(From Nick Palladino, TODAY Associate Producer)
In response to a July 25th TODAY segment and live discussion on the topic of brand name vs. generic drugs, WATCH VIDEO the Generic Pharmaceutical Association, a trade organization that represents the manufacturers and distributors of finished generic pharmaceutical products, provided TODAY with a list of points that they would like consumers to know about generic drugs:
- By federal law, generic medicines must contain the identical amount of active ingredient as the brand.
- Federal law also requires a generic to be identical to the brand in terms of dosage form, route of administration and strength. For example, if the brand product is a 12-hour extended release product, then the equivalent generic product must also be an identical 12-hour extended release product, which is supported by medical and scientific data.
- Generics pharmaceuticals must be absorbed, metabolized, and eliminated at the same rate and extent as the brand. In other words, they must perform in a person’s body in the same way, for the same amount of time, as the brand name drug, yielding the same safety and efficacy profile as the brand.
- The Food and Drug Administration (FDA) has repeatedly and officially stated that generic, or therapeutically equivalent, drugs can be substituted with the full expectation by the patient and the doctor that they will have the same clinical effect and safety profile as the innovator drug.

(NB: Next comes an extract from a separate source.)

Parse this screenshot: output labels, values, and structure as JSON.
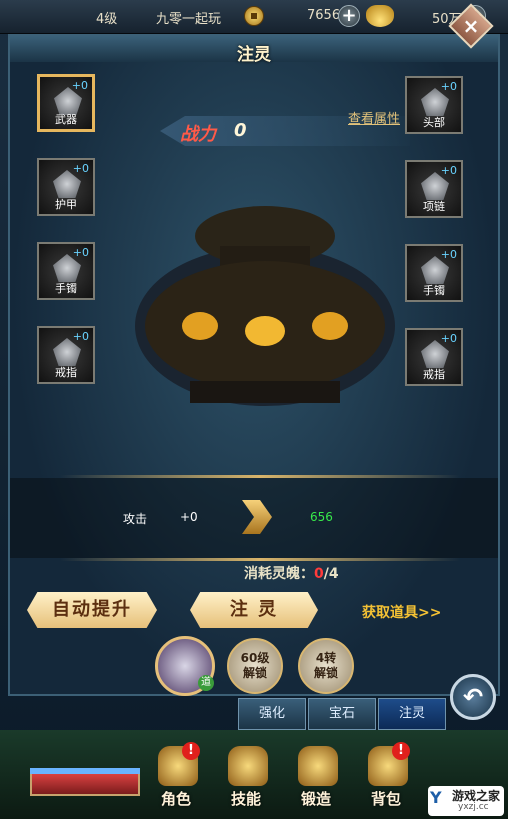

- Narrow Therapeutic Index drugs are drugs that must be closely monitored by a physician because too much or too little medicine could produce serious adverse health conditions; this is true regardless of whether the product is brand or generic.
- Studies have shown that when consumers with chronic conditions use generics, they are more likely to continue with their treatments because the medicines are more affordable.
- All generics must undergo a rigorous approval process by FDA and meet the same high standards for quality, purity and safety as the brands.